Studies on stabilized mechanism of high internal phase Pickering emulsions from the collaboration of low dose konjac glucomannan and myofibrillar protein

In this study, the effects of different concentrations (0%, 0.25%, 0.5%, 1%, 1.5%, w/v) of konjac glucomannan (KGM) on the structure and interfacial adsorption of myofibrillar protein (MP) and the mechanism of co-emulsification of high internal phase Pickering emulsions (Pickering HIPEs) by KGM and MP were investigated. The results showed that for interfacial MPs, KGM addition promoted MP structure unfolding and improved MP wettability with a three-phase contact angle from 73.69° (control) to 89.41° (0.5% KGM), thereby lowering the energy barriers to MP penetrating and rearranging at the interface. Furthermore, the adsorption kinetics and protein adsorption percentage (AP%) indicated that KGM (≤1%) facilitated the adsorption of MP from the aqueous phase to the oil-water interface.
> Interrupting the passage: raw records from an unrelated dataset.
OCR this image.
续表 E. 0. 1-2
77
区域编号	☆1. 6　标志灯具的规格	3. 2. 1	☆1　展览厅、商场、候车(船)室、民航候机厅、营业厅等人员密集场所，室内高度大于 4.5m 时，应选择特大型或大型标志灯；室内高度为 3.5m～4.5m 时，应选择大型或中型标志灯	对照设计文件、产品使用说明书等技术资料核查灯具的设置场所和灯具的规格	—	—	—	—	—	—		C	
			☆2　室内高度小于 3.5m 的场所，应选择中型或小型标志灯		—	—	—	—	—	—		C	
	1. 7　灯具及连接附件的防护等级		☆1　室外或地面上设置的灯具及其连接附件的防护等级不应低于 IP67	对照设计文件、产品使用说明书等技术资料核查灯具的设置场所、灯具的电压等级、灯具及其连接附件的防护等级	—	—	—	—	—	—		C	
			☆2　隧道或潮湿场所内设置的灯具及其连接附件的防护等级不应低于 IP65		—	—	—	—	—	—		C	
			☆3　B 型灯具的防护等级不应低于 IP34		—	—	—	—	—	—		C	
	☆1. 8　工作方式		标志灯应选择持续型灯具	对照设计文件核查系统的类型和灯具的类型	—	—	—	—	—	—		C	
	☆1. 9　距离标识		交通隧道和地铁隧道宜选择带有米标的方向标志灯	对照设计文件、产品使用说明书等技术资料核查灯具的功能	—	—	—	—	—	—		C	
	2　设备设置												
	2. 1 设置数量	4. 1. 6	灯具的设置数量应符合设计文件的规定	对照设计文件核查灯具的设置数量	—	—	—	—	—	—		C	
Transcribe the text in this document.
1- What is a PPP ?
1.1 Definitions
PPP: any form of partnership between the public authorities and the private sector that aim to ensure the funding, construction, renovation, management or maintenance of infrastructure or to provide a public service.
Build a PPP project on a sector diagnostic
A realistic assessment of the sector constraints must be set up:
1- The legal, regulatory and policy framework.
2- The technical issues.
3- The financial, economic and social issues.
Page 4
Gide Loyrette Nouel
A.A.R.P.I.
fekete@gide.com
For MP in the aqueous phase, KGM induced a denser MP network structure by promoting "concentrated" MP and connecting MP through hydrogen bonding, which formed a stronger spatial site resistance and hindered oil droplet aggregation. KGM (≤1%, especially 0.5%) resulted in reduced droplet size, relaxation time (T2), lipid oxidation, and improved storage stability and energy storage modulus of Pickering HIPEs. However, the competitive adsorption of KGM (>1%) significantly decreased the interface MP, and the formation of continuous KGM hydrogel formed an unaggregated MP network structure, decreasing the emulsion performance further. Overall, KGM could modulate the physical properties of MP-stabilized Pickering HIPEs by altering the interfacial adsorption and network structure.